Researchers at the University of Copenhagen have come closer to understanding how an enzyme that appears to be important to cancer development behaves inside the cells.
The new study, published in the scientific journal Nature Communications, shows first of all that the enzyme METTL13 helps control the formation of new proteins in the cells.
“Mistakes in the production of proteins are undesirable, as we know from other studies that it can result in the development of cancer tumours and degenerative brain disorders like Alzheimer’s and Parkinson’s. Therefore, the new knowledge of how this enzyme functions is significant,” says Professor Jesper Velgaard Olsen from the Novo Nordisk Foundation Center for Protein Research.
The enzyme helps control protein synthesis by placing so-called methyl marks on a particular protein called eEF1A.
“If methyl is not attached correctly to the protein it will not be able to do its job properly. And that again affects the formation of proteins in the cell, which will take place at a suboptimal pace, and even though that may not sound so bad, it appears to be connected with very serious disorders,” says Postdoc Magnus Jakobsson from the Novo Nordisk Foundation Center for Protein Research.

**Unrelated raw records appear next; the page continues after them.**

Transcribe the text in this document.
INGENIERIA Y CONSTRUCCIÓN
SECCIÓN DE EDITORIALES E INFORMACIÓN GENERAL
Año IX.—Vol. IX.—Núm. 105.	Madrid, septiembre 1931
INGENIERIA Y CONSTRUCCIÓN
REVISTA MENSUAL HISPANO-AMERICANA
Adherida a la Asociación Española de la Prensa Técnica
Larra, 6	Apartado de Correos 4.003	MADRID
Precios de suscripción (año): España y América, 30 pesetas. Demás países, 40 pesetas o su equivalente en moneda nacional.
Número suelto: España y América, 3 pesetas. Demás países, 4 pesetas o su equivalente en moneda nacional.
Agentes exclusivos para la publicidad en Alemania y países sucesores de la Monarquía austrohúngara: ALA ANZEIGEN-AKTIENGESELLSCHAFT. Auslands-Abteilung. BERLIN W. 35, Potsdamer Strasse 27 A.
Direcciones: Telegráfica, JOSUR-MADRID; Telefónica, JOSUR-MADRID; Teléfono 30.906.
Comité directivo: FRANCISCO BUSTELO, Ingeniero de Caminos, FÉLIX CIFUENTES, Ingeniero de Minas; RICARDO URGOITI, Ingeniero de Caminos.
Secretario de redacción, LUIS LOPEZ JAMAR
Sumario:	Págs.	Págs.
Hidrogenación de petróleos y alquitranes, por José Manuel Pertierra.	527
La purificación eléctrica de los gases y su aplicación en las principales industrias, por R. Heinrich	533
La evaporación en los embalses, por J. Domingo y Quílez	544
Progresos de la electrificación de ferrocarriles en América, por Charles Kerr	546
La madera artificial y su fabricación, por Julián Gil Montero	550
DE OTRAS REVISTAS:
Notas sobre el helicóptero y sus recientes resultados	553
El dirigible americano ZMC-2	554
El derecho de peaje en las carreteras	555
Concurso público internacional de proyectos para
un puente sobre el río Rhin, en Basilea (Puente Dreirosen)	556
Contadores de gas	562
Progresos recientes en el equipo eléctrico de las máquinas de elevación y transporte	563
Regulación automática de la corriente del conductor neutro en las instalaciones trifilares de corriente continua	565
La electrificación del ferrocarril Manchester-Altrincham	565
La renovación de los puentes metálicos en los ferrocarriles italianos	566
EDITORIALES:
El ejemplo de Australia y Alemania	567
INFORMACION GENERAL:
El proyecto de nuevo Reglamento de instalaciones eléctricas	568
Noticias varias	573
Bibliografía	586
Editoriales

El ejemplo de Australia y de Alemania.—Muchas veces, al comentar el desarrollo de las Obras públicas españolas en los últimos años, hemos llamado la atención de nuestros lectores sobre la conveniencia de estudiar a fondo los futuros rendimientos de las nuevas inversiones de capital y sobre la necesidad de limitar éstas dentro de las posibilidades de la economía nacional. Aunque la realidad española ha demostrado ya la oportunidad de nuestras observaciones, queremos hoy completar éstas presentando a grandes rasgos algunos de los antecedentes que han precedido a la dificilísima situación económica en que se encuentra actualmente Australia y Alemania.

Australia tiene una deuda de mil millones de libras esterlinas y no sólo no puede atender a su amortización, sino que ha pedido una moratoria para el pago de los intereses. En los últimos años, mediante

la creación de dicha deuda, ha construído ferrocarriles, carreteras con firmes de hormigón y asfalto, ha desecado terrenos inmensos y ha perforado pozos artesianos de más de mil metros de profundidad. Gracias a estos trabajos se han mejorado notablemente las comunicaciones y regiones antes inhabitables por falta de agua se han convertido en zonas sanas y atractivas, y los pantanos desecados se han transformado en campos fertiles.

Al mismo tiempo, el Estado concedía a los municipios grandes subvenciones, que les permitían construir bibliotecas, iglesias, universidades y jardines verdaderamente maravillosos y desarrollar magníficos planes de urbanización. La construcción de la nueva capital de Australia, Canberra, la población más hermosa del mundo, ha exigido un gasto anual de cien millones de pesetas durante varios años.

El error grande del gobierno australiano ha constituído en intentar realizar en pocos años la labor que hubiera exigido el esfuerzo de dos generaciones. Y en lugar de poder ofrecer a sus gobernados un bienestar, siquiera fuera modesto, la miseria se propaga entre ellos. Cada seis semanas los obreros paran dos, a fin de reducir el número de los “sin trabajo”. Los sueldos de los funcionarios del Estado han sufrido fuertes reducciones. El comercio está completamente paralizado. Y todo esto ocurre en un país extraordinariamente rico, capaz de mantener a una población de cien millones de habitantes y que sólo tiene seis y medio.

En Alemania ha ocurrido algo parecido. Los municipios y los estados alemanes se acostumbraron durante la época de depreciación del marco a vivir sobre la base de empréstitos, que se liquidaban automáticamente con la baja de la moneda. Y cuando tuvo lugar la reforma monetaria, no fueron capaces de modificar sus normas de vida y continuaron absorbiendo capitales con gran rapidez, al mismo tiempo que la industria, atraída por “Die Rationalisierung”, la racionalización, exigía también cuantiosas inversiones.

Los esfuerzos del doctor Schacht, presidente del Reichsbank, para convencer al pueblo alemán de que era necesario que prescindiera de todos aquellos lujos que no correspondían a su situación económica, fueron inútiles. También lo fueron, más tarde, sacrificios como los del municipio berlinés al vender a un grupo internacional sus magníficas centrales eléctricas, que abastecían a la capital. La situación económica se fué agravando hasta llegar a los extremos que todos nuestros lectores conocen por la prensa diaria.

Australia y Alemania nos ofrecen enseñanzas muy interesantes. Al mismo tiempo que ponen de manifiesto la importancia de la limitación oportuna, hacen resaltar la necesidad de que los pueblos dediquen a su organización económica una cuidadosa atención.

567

The researchers have shown how the enzyme functions by studying isolated human cancer cells using advanced mass spectrometers which, in short, are able to identify and quantify proteins and their methyl-modifications in a cell.
Now the researchers hope the study will lead to the development of methods and drugs able to target and assure the enzyme to function as intended in our cells.
The study is funded by the Lundbeck Foundation and the Novo Nordisk Foundation, among others.